BESAFE is a multi-year, self-financed project in which DBI, RESC Centre for Rescue and Safety, Hovedstadens Beredskab, Stena Recycling, the National Research Centre for the Work Environment, Lund University and Aarhus University will gain new knowledge about battery fires and explosions, evaluate the existing strategies for fighting battery fires and make recommendations to the emergency response management, which will initially be in place in the event of a battery fire.

Together with Hovedstadens Beredskab, DBI is responsible for the design of the project, just as DBI must also design and perform tests, carry out data analysis, compile and consult with a panel of international experts and prepare the project report. Anders Drustrup and Agata Gallas-Hulin from Advanced Fire Testing, Elena Funk from Advanced Fire Engineering (Maritime and Energy) and Ana Sauca from Advanced Fire Engineering (Buildings) are DBI’s primary drivers of the project.
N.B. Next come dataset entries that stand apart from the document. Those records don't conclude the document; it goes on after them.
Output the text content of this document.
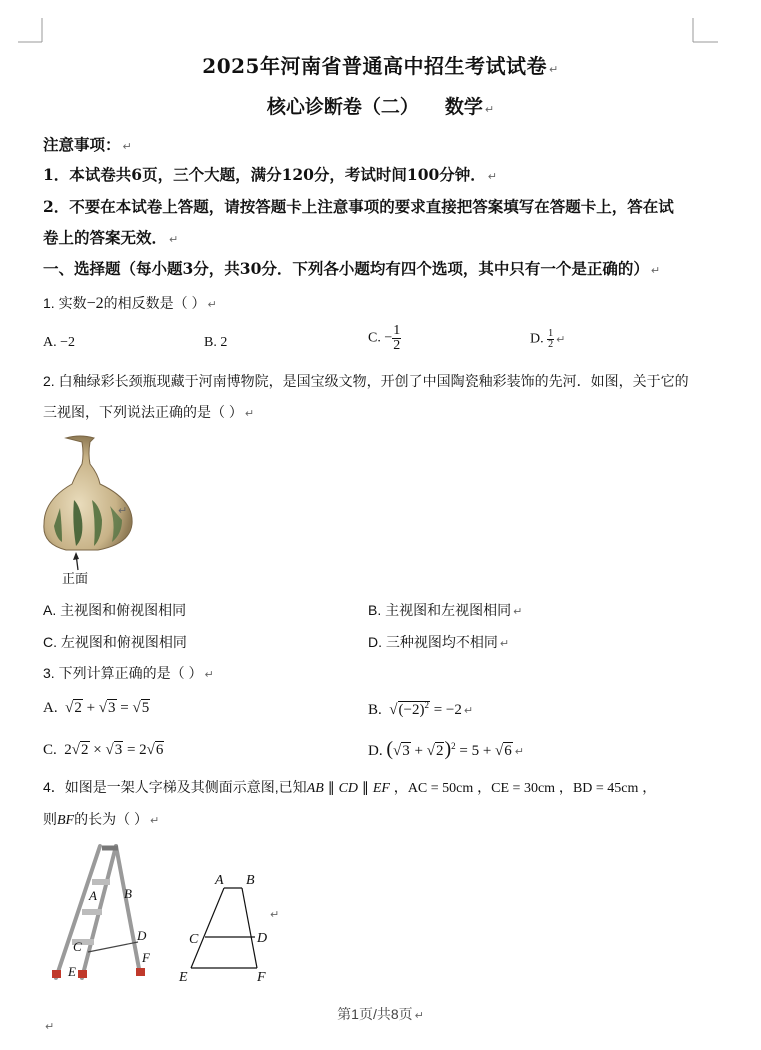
2025年河南省普通高中招生考试试卷 ↵
核心诊断卷（二） 数学 ↵
注意事项： ↵
1．本试卷共6页，三个大题，满分120分，考试时间100分钟． ↵
2．不要在本试卷上答题，请按答题卡上注意事项的要求直接把答案填写在答题卡上，答在试
卷上的答案无效． ↵
一、选择题（每小题3分，共30分．下列各小题均有四个选项，其中只有一个是正确的） ↵
1. 实数−2的相反数是（ ） ↵
A. −2	B. 2	C. − $\frac{1}{2}$	D. $\frac{1}{2}$ ↵
2. 白釉绿彩长颈瓶现藏于河南博物院，是国宝级文物，开创了中国陶瓷釉彩装饰的先河．如图，关于它的
三视图，下列说法正确的是（ ） ↵
正面
↵
A. 主视图和俯视图相同	B. 主视图和左视图相同 ↵
C. 左视图和俯视图相同	D. 三种视图均不相同 ↵
3. 下列计算正确的是（ ） ↵
A.  √2 + √3 = √5	B.  $√(-2)^2 = -2$ ↵
C. 2√2 × √3 = 2√6	D. $(√3 + √2)^2 = 5 + √6$ ↵
4．如图是一架人字梯及其侧面示意图,已知AB ∥ CD ∥ EF ，AC = 50cm ，CE = 30cm ，BD = 45cm ，
则BF的长为（ ） ↵
A B
C
D
E
F
A B
C	D
E	F
↵
第1页/共8页 ↵
↵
The Centre for Rescue and Safety and Hovedstadens Beredskab must perform firefighting of battery fires and evaluate and formulate methods for them.

Stena Recycling supplies the end-of-life lithium-ion batteries to be used in the respective tests.

The National Research Centre for Work Environment contributes with its expertise in toxicology and the potential health consequences for firefighters from battery fires. In this connection, a collaboration with Lund University will provide expertise in the measurement and characterisation of particles.

Aarhus University provides insight into the chemical substances that are released from the batteries during testing and from broken batteries after the fire. The latter is particularly interesting in relation to the recycling process of used and damaged batteries.